FDA Approves Kesimpta, B-cell Targeting Therapy for Relapsing MS
The U.S. Food and Drug Administration (FDA) has approved Novartis‘ Kesimpta (ofatumumab) as a self-administered treatment for adults with relapsing forms of multiple sclerosis (MS), meaning those with clinically isolated syndrome (CIS), relapsing-remitting MS (RRMS), and active secondary progressive MS (SPMS).
According to Novartis, Kesimpta is the first approved MS therapy targeting B-cells that can be taken at home via an under-the-skin (subcutaneous) injection, using an autoinjector pen, once a month. The medication is expected to be available to patients in the U.S. in early September.
“Multiple sclerosis (MS) is a complex disease, and response to disease modifying treatment will vary among individuals. This makes it important to have a range of treatments available with different mechanisms of action and routes of administration, said Bruce Bebo, PhD, executive vice president of research at the National MS Society.
“We are pleased to have an additional option approved for the treatment of relapsing forms of MS,” Bebo added.
Kesimpta is an antibody targeting a protein called CD20, which is found on the surface of immune system B-cells. While the exact mechanism of action is not fully understood, it is thought Kesimpta works by lowering the amount of B-cells that drive damaging inflammation in the nervous system and contribute to MS development.
The medication is administered once monthly in a precise dose using the Sensoready autoinjector pen, a procedure that can be done at the home. This contrasts with other B-cell-targeting therapies used in MS, which typically are given at hospitals or infusion treatment centers, a limitation that both raises healthcare costs and can be burdensome to patients.
No premedication is needed to take Kesimpta. The first injection is performed under the guidance of a healthcare professional. The first doses are given at weeks 0, one and two, before moving to monthly injections.
Results from the open-label clinical trial APLIOS (NCT03560739) showed the autoinjector pen to be equivalent to delivering the therapy using a prefilled syringe, supporting Kesimpta as an at-home treatment.
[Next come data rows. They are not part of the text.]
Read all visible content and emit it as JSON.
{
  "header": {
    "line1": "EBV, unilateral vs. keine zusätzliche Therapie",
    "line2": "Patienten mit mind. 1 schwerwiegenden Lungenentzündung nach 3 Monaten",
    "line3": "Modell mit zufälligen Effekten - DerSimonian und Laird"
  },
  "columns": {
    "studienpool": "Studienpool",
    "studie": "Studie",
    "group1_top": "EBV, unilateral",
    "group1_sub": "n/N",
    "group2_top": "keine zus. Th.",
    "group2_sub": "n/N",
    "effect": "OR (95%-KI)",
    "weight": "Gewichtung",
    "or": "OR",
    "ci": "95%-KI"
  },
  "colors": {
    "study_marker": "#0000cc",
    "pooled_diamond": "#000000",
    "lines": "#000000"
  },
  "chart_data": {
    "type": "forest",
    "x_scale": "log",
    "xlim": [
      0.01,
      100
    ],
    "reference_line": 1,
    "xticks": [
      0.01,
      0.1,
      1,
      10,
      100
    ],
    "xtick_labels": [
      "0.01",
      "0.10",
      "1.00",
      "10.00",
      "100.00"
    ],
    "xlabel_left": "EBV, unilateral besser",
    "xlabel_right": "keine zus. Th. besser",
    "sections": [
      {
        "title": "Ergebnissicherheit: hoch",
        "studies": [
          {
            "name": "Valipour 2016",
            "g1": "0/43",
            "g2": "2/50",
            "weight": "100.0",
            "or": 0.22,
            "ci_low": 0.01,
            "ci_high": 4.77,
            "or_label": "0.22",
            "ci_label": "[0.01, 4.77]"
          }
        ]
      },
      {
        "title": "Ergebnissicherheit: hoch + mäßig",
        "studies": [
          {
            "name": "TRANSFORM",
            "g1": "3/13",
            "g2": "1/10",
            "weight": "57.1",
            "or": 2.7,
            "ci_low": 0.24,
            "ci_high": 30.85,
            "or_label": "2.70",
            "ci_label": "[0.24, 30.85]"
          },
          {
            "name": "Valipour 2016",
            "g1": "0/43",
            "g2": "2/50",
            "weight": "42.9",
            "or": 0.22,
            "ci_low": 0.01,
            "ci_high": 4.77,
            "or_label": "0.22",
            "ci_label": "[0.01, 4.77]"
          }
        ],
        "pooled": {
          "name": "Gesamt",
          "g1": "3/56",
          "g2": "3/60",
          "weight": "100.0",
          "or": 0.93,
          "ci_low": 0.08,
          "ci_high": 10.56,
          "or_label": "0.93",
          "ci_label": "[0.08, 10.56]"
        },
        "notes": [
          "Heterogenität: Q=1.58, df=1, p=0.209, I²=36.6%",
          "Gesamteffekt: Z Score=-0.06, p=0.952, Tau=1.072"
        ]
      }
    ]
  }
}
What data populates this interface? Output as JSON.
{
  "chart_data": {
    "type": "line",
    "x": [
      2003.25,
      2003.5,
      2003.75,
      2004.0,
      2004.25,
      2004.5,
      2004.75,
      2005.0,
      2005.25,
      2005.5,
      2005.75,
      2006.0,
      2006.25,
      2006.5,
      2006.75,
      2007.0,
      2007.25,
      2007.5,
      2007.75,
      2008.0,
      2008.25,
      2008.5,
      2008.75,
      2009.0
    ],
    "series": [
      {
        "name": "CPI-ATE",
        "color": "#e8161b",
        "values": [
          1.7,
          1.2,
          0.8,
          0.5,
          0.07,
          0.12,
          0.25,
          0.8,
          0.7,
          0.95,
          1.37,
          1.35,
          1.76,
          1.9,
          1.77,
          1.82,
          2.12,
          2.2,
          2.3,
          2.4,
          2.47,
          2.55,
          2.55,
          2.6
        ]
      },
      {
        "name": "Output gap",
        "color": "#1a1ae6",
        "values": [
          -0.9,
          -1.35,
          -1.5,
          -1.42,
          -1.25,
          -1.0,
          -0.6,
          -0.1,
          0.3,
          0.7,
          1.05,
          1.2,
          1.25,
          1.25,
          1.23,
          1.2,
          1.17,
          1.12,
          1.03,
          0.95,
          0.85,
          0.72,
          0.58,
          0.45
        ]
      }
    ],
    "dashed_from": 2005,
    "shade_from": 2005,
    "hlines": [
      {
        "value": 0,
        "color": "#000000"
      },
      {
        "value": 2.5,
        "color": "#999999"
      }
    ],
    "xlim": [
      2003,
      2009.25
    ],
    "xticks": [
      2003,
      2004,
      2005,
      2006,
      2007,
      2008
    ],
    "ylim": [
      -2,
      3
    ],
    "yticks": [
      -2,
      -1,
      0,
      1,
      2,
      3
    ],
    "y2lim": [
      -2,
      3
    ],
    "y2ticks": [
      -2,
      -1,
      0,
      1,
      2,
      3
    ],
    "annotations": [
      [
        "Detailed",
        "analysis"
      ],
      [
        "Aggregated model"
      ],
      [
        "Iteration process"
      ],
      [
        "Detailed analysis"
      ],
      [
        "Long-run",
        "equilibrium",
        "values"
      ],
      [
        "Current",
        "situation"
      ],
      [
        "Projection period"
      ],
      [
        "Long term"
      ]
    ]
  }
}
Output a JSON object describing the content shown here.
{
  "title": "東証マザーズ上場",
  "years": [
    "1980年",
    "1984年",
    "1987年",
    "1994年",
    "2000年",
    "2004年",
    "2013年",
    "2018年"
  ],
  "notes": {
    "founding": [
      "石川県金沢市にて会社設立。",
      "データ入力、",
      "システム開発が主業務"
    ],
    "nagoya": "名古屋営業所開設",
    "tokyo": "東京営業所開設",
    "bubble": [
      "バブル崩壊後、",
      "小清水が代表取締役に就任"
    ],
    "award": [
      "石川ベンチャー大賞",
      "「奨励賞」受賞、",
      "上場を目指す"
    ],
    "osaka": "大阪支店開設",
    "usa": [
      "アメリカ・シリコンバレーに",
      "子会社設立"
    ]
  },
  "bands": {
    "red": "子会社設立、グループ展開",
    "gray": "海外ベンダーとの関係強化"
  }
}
FDA approval is based on data from two Phase 3 clinical trials — ASCLEPIOS I (NCT02792218) and ASCLEPIOS II (NCT02792231) — which compared Kesimpta with Aubagio (teriflunomide; marketed by Sanofi Genzyme), an approved oral treatment for relapsing MS that is thought to work by blocking the activity of B-cells and T-cells (another type of immune cell involved in MS).
Results, recently published in the New England Journal of Medicine, showed that Kesimpta outperformed Aubagio in terms of reducing the annualized relapse rate, limiting disability progression, and reducing inflammatory brain lesions.
The safety profiles of both medications were also seen to be comparable.
“In the key clinical studies, this breakthrough treatment produced a profound reduction in new brain lesions, reducing relapses and slowing underlying disease progression. Through its favorable safety profile and well-tolerated monthly injection regimen, patients can self-administer the treatment at home, avoiding visits to the infusion center,” said Hauser, who served as co-chair of the steering committee for the ASCLEPIOS I and II studies.
Regulatory filings seeking approval for Kesimpta as an MS treatment elsewhere are ongoing; a decision in the European Union is expected in the first half of 2021. In the U.S., ofatumumab is also approved to treat chronic lymphocytic leukemia under the brand name Arzerra.
“When treating patients with [relapsing] MS, Kesimpta is a meaningful treatment option that delivers both high efficacy and safety with the ability for patients to have more freedom in managing their disease,” said Marie-France Tschudin, president of Novartis Pharmaceuticals.
“The development of Kesimpta is a great example of our commitment, knowledge and understanding of multiple sclerosis, which enabled us to identify a targeted treatment that can significantly improve patient outcomes and experience,” Tschudin concluded.